Coal, copper, potash, and other minerals BHP digs up are facing similarly lackluster futures.

Count on the never-ending cycle

It's a complicated matter to be sure. But that's the point -- this is the never-ending cycle within this sector.

See, unlike investing in most other dividend stocks, holding a dividend-paying commodity miner is as much a bet on the price of the commodity itself as it is on how well that company is managed. Indeed, it's entirely plausible a metal miner or oil driller could do everything right and still suffer due to an uncontrollable and unforeseeable pricing headwind. It's a nuance completely unique to the materials sector.

That bears repeating: This is a nuance completely unique to the basic materials sector ... at least in the degree to which it affects performance. No investor can afford to ignore it.

Sure, these yields may be big despite all three of these stocks' strong performances of late. Not even a resurgence of the pandemic or Russia's invasion of Ukraine took a major toll on these seemingly vulnerable tickers.

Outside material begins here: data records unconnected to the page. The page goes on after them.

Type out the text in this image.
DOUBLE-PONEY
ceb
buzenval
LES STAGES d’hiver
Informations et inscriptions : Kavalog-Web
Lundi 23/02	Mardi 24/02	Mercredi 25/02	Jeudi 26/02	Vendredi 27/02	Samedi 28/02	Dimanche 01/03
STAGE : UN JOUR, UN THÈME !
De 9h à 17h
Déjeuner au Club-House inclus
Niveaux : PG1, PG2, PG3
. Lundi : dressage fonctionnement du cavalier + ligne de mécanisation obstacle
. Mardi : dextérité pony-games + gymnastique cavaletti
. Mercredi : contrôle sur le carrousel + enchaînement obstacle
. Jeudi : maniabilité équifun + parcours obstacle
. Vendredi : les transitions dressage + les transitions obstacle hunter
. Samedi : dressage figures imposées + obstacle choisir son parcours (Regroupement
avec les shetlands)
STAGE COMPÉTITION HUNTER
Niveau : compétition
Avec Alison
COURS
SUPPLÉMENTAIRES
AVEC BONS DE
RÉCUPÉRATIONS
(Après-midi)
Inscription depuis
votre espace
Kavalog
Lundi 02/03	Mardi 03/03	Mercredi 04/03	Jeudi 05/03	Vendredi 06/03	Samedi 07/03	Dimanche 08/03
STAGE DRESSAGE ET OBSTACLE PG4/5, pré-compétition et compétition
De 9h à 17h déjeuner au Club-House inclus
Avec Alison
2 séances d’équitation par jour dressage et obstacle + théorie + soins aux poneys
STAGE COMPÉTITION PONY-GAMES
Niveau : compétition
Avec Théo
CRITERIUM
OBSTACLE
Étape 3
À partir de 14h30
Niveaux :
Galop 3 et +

All of this strength, however, appears rooted in the errant assumption that the aforementioned commodities will hold their current value. That's just not how these businesses work. Within the materials arena, nothing invites more competition -- or encourages the uptake of alternatives -- like persistently high prices, which of course has the effect of undermining those prices.

Of course, there will come a time when this pendulum swings back in the other direction.